Microfluidics

How can mankind take advantage of electricity? What can you do with a transistor? What is a PC supposed to do on the internet? Most of the pioneers of the modern information age have been ridiculed by these questions in the early stages of their discoveries. And also many of these fine people have undountedly underestimated the impact of their research much like it is hard for parents to predict the future achievements of their children from their elementary school education. They just know that on the basis of a decent education, "something good" will happen.

While the potential of microelectronics and information technology is now widely acknowledged, there is still a lot to explore in its neighborhood. How about integrating mere information processing with the acquisition of information from the real world. In a traditional laboratory, for instance, ,information is usually obtained from a measurement setup which interfaces over an electronic bus system with a computer. Can we integrate physical data acquisition and processing?
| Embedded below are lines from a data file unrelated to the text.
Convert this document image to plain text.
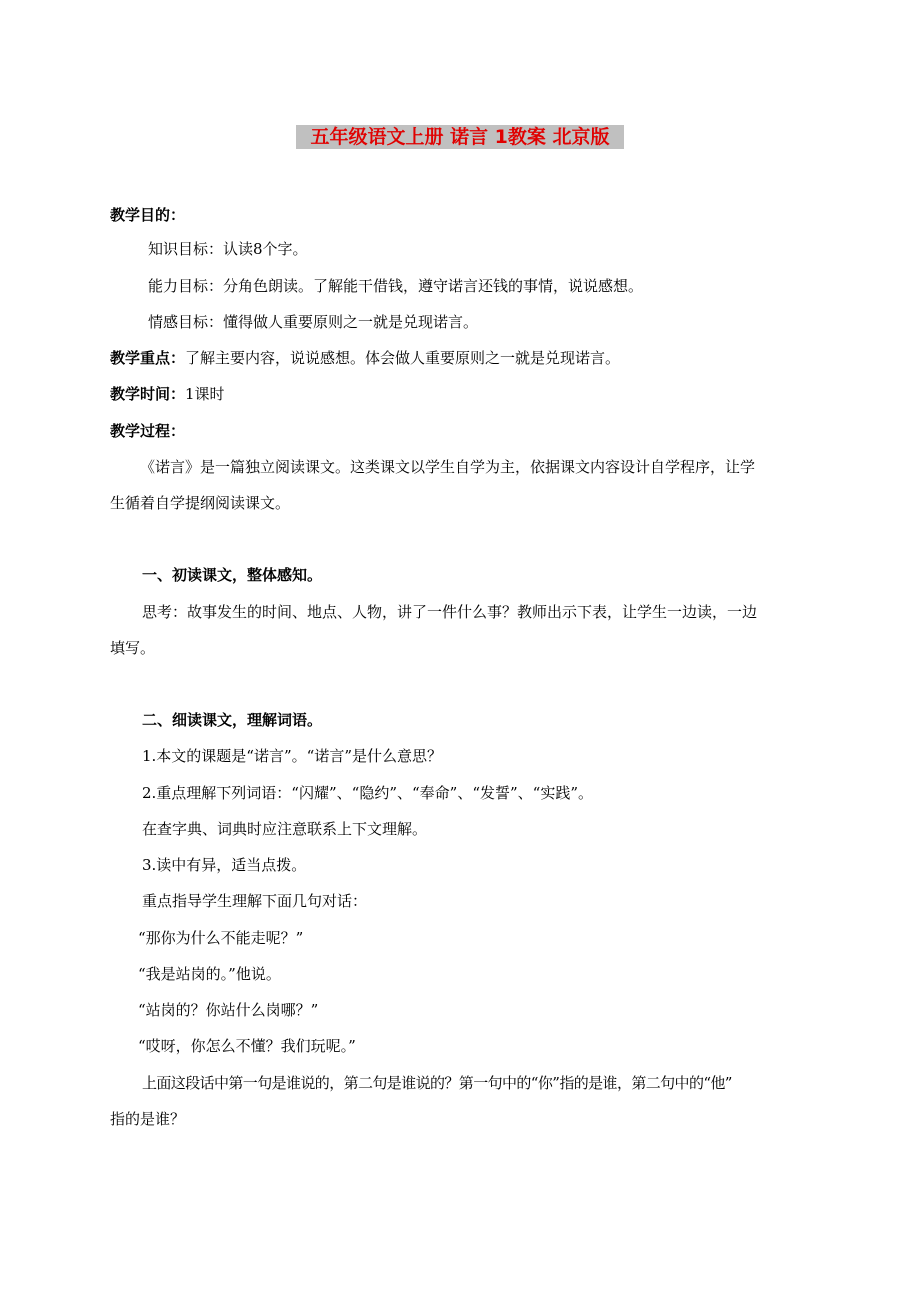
五年级语文上册 诺言 1教案 北京版
教学目的：
知识目标：认读8个字。
能力目标：分角色朗读。了解能干借钱，遵守诺言还钱的事情，说说感想。
情感目标：懂得做人重要原则之一就是兑现诺言。
教学重点：了解主要内容，说说感想。体会做人重要原则之一就是兑现诺言。
教学时间：1课时
教学过程：
《诺言》是一篇独立阅读课文。这类课文以学生自学为主，依据课文内容设计自学程序，让学
生循着自学提纲阅读课文。
一、初读课文，整体感知。
思考：故事发生的时间、地点、人物，讲了一件什么事？教师出示下表，让学生一边读，一边
填写。
二、细读课文，理解词语。
1.本文的课题是“诺言”。“诺言”是什么意思？
2.重点理解下列词语：“闪耀”、“隐约”、“奉命”、“发誓”、“实践”。
在查字典、词典时应注意联系上下文理解。
3.读中有异，适当点拨。
重点指导学生理解下面几句对话：
“那你为什么不能走呢？”
“我是站岗的。”他说。
“站岗的？你站什么岗哪？”
“哎呀，你怎么不懂？我们玩呢。”
上面这段话中第一句是谁说的，第二句是谁说的？第一句中的“你”指的是谁，第二句中的“他”
指的是谁？
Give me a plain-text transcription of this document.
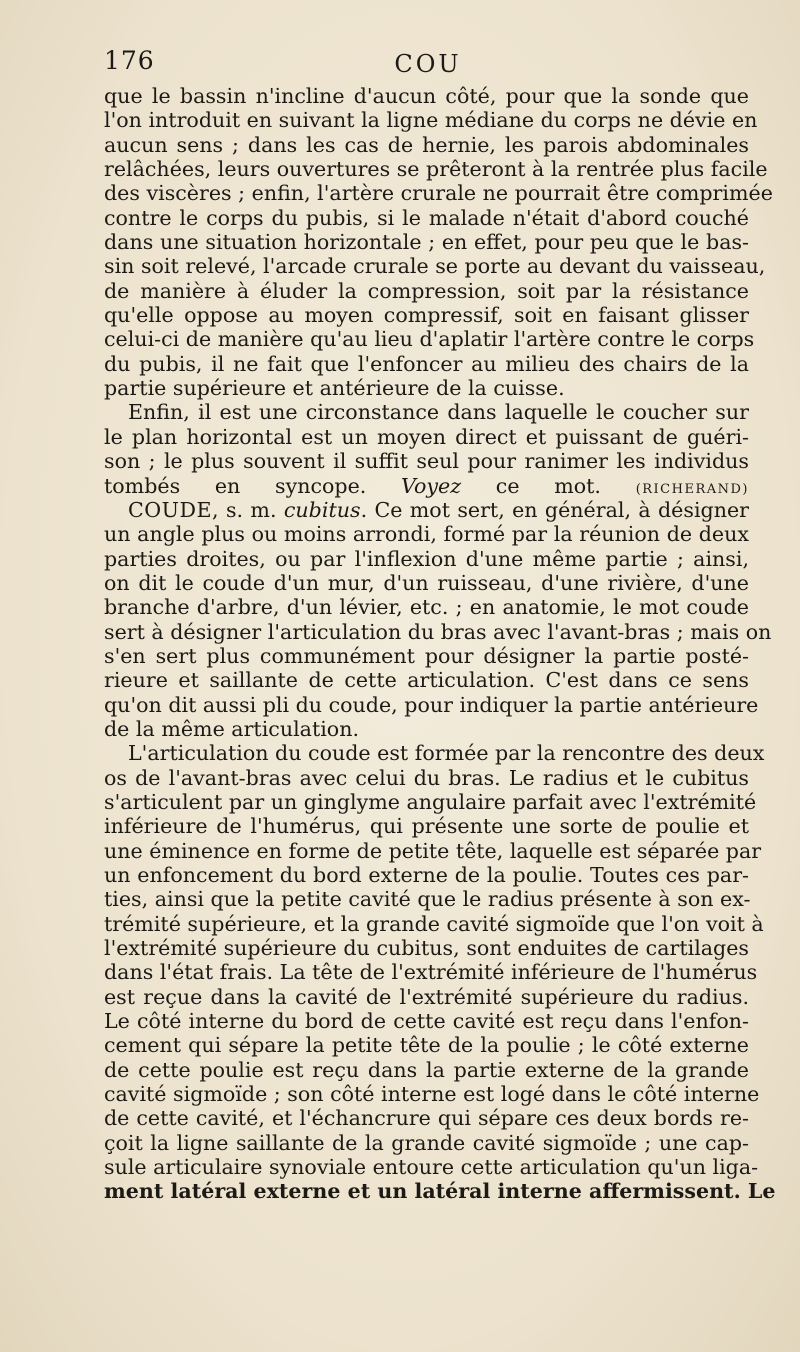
176	COU
que le bassin n'incline d'aucun côté, pour que la sonde que
l'on introduit en suivant la ligne médiane du corps ne dévie en
aucun sens ; dans les cas de hernie, les parois abdominales
relâchées, leurs ouvertures se prêteront à la rentrée plus facile
des viscères ; enfin, l'artère crurale ne pourrait être comprimée
contre le corps du pubis, si le malade n'était d'abord couché
dans une situation horizontale ; en effet, pour peu que le bas-
sin soit relevé, l'arcade crurale se porte au devant du vaisseau,
de manière à éluder la compression, soit par la résistance
qu'elle oppose au moyen compressif, soit en faisant glisser
celui-ci de manière qu'au lieu d'aplatir l'artère contre le corps
du pubis, il ne fait que l'enfoncer au milieu des chairs de la
partie supérieure et antérieure de la cuisse.
Enfin, il est une circonstance dans laquelle le coucher sur
le plan horizontal est un moyen direct et puissant de guéri-
son ; le plus souvent il suffit seul pour ranimer les individus
tombés en syncope. Voyez ce mot. (RICHERAND)
COUDE, s. m. cubitus. Ce mot sert, en général, à désigner
un angle plus ou moins arrondi, formé par la réunion de deux
parties droites, ou par l'inflexion d'une même partie ; ainsi,
on dit le coude d'un mur, d'un ruisseau, d'une rivière, d'une
branche d'arbre, d'un lévier, etc. ; en anatomie, le mot coude
sert à désigner l'articulation du bras avec l'avant-bras ; mais on
s'en sert plus communément pour désigner la partie posté-
rieure et saillante de cette articulation. C'est dans ce sens
qu'on dit aussi pli du coude, pour indiquer la partie antérieure
de la même articulation.
L'articulation du coude est formée par la rencontre des deux
os de l'avant-bras avec celui du bras. Le radius et le cubitus
s'articulent par un ginglyme angulaire parfait avec l'extrémité
inférieure de l'humérus, qui présente une sorte de poulie et
une éminence en forme de petite tête, laquelle est séparée par
un enfoncement du bord externe de la poulie. Toutes ces par-
ties, ainsi que la petite cavité que le radius présente à son ex-
trémité supérieure, et la grande cavité sigmoïde que l'on voit à
l'extrémité supérieure du cubitus, sont enduites de cartilages
dans l'état frais. La tête de l'extrémité inférieure de l'humérus
est reçue dans la cavité de l'extrémité supérieure du radius.
Le côté interne du bord de cette cavité est reçu dans l'enfon-
cement qui sépare la petite tête de la poulie ; le côté externe
de cette poulie est reçu dans la partie externe de la grande
cavité sigmoïde ; son côté interne est logé dans le côté interne
de cette cavité, et l'échancrure qui sépare ces deux bords re-
çoit la ligne saillante de la grande cavité sigmoïde ; une cap-
sule articulaire synoviale entoure cette articulation qu'un liga-
ment latéral externe et un latéral interne affermissent. Le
Microtechnology has demonstrated that incorporating physical, chemical and optical sensing capability with microelectronics is indeed feasible. On the analogy, molecular biology is now on the verge of turning presently often empirically guided medicine into an information science. Even though this development is still in its infancy, experts forecast that this step will revolutionize medicine and biology from a predominantly emperical sciences more towards the "exact" sciences like physics.

For this to happen, the gap between the nanoworld of complex biomolecules and cells as well as our manipulation and sensing tools has to be bridged. One way is direct interaction, for example with modern tools like atomic force microscope tips. However, this mechanical approach is cumbersome in practice and does not comply with the natural mode of interaction. Almost all biomolecules in a living organism are within or at least in contact with some kind of a liquid matrix - mostly water - by which they are transported and herethey encounter there reaction partners.

Microfluidic devices in a certain sense mimic this natural environment. Engineering allows to equip these artificial systems with functionality to manipulate and detect biomolecules and cells in their natural environment. Over the last decade microfluidics has unquestionally evolved to one of the key enabling technologies in the life sciences.

Microfluidics is the science of hydrodynamics confined to typically multi-scale environments with (some) characteristic dimensions on the micron-scale.